Puffy Venuses: The Mass–Radius Impact of Carbon-rich Atmospheres on Lava Worlds

The recent advancements in exoplanet observations enable the potential detection of exo-Venuses, rocky planets with carbon-rich atmospheres. How extended these atmospheres can be, given high carbon abundances, has not been studied. To answer this, we present a model for a theoretical class of exoplanets—puffy Venuses—characterized by thick, carbon-dominated atmospheres in equilibrium with global magma oceans (MOs). Our model accounts for carbon and hydrogen partition between the atmosphere and the MO, as well as the C–H–O equilibrium chemistry throughout a semi-gray, radiative-convective atmosphere.

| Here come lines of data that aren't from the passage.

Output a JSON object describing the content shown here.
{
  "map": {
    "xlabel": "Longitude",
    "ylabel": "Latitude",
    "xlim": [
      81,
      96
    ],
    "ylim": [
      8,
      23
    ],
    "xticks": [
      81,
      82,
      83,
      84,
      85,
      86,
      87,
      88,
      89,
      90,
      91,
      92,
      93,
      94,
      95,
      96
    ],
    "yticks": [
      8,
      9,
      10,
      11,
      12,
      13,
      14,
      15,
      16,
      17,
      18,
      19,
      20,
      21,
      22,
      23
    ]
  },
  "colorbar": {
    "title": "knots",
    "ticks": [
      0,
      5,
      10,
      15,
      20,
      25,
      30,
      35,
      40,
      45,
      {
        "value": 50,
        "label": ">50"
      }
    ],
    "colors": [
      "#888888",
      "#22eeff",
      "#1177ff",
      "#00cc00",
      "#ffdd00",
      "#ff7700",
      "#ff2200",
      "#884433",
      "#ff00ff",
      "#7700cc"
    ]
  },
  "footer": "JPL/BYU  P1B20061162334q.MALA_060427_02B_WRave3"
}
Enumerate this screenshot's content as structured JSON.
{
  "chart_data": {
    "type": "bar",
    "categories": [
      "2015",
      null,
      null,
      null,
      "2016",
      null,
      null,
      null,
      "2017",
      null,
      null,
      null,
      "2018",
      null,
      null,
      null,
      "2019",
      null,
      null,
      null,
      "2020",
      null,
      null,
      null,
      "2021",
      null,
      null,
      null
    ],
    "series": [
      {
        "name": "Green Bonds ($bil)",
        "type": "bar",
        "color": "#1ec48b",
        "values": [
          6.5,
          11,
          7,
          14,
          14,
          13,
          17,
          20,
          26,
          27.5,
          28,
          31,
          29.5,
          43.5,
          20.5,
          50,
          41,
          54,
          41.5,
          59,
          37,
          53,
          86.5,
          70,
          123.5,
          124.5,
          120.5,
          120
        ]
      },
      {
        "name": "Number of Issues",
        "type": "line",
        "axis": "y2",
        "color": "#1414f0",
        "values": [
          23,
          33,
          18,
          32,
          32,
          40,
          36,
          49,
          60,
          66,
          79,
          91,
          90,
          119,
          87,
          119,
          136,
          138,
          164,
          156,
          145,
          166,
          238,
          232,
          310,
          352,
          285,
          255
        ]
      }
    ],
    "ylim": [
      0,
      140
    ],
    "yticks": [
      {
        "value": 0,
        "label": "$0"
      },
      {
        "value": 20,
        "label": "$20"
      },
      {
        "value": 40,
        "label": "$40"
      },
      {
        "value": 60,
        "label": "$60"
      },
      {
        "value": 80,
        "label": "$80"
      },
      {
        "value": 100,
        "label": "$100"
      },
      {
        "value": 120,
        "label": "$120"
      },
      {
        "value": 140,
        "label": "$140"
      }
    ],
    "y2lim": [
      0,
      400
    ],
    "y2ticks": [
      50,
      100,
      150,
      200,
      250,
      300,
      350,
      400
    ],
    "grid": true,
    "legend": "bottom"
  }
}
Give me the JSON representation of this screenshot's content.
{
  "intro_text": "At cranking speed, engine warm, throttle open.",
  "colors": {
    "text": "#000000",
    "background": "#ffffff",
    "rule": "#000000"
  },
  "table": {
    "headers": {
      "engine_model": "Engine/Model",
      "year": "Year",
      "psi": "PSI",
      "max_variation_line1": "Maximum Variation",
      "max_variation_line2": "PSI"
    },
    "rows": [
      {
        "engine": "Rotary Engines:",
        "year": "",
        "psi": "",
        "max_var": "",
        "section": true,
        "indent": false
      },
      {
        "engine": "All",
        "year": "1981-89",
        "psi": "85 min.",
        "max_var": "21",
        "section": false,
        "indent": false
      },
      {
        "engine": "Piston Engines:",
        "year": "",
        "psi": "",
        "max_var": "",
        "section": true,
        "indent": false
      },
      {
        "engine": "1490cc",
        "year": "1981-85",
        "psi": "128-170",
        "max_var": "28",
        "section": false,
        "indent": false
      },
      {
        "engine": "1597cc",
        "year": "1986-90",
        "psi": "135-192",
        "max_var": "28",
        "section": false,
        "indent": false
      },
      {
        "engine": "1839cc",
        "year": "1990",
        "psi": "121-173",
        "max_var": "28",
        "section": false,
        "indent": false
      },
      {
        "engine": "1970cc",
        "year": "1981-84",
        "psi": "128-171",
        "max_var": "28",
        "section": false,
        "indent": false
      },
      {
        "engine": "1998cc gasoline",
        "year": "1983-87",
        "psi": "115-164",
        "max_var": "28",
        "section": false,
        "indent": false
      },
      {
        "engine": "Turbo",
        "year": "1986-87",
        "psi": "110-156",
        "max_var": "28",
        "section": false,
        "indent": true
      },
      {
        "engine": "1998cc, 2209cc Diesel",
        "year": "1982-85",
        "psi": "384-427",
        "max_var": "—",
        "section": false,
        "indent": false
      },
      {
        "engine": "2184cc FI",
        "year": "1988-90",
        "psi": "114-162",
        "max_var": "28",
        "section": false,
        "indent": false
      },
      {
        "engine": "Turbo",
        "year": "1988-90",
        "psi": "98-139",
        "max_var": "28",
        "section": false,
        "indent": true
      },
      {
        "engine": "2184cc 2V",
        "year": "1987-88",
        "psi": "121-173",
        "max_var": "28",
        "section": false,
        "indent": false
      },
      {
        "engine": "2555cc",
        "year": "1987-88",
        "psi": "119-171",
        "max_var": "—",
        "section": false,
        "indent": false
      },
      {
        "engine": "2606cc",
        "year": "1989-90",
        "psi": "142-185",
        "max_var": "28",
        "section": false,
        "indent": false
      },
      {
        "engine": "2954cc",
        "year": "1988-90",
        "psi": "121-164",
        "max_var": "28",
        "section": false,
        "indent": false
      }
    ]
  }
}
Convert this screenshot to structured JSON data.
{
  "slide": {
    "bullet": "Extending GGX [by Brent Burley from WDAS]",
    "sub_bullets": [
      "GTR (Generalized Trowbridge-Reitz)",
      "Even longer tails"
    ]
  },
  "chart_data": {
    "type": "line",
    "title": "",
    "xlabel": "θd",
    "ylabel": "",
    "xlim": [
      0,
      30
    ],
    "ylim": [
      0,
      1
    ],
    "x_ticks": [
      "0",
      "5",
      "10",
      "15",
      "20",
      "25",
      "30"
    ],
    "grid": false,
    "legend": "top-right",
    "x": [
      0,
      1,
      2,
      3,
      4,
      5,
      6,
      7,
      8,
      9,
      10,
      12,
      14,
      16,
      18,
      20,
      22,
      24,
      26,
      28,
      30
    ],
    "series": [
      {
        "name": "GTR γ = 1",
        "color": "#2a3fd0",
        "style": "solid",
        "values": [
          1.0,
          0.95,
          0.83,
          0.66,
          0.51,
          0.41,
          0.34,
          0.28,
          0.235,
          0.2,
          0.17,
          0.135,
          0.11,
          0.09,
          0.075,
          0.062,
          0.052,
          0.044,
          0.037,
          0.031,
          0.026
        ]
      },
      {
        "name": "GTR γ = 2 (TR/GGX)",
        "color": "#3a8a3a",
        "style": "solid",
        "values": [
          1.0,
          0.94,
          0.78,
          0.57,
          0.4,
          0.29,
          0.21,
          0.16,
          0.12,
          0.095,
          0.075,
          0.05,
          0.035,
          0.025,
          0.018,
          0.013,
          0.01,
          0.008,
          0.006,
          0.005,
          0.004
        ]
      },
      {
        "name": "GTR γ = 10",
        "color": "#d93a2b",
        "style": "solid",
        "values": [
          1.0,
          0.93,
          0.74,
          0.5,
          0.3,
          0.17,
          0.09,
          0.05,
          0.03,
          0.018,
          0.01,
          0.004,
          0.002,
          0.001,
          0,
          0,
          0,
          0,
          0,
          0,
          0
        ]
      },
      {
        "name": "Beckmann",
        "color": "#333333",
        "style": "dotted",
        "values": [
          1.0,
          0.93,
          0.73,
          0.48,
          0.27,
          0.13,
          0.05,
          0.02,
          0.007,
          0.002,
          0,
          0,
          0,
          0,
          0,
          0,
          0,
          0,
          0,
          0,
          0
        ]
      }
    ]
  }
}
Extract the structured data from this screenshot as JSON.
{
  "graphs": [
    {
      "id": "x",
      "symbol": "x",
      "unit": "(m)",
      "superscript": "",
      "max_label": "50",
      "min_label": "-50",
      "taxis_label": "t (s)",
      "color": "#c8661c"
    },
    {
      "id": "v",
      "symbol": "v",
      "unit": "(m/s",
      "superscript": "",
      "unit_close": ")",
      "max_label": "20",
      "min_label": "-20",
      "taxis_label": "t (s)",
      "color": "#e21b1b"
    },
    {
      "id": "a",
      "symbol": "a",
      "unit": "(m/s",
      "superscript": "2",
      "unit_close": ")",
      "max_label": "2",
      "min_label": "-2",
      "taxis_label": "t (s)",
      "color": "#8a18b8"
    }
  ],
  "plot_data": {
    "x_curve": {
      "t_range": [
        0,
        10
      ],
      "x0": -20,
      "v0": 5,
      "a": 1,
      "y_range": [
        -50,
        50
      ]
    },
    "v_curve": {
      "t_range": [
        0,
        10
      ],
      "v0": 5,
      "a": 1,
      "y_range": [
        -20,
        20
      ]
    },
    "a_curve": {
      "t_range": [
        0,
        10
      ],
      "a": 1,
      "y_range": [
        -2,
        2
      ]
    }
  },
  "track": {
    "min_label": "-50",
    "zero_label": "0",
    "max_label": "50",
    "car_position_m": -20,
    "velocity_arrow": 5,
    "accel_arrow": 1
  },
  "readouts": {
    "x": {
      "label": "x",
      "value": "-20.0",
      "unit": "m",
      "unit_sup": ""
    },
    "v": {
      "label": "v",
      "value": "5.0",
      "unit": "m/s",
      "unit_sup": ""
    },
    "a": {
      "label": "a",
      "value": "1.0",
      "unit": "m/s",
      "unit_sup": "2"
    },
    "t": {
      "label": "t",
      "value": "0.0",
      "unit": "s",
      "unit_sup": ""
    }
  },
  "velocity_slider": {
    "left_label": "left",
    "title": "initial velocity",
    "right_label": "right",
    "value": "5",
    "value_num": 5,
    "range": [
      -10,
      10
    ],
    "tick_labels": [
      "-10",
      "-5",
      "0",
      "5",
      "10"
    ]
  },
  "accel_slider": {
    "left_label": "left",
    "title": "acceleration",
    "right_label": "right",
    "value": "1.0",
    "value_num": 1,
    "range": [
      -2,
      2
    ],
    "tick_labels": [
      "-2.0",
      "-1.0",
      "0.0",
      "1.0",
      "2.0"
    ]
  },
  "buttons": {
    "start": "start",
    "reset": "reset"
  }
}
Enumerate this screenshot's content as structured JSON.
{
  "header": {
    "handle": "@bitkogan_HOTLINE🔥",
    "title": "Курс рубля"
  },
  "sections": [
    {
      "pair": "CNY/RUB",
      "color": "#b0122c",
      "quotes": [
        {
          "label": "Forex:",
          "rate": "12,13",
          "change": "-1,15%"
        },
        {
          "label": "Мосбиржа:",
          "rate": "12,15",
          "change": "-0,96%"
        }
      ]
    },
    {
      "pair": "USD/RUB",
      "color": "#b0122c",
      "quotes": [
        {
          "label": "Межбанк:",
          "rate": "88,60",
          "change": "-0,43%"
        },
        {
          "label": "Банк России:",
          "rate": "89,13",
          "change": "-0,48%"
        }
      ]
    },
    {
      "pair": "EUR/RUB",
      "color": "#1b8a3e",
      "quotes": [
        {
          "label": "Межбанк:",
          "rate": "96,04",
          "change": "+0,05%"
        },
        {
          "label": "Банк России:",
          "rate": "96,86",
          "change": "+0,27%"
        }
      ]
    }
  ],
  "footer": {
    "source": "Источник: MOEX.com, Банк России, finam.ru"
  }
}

We find that radius inflation by puffy Venus atmospheres is significant on small and irradiated planets: carbon content of 1200 ppm (or that of ordinary chondrites) can generate an atmosphere of ∼0.16–0.3 R⊕ for an Earth-mass planet with equilibrium temperatures of 1500–2000 K. We identify TOI-561 b as an especially promising puffy Venus candidate, whose underdensity could be attributed to a thick C-rich atmosphere. We also advocate for a puffy Venus interpretation of 55 Cancri e, where a recent JWST observation indicates the presence of a CO/CO2 atmosphere. Puffy Venuses may thus constitute a testable alternative interpretation for the interior structure of underdense low-mass exoplanets.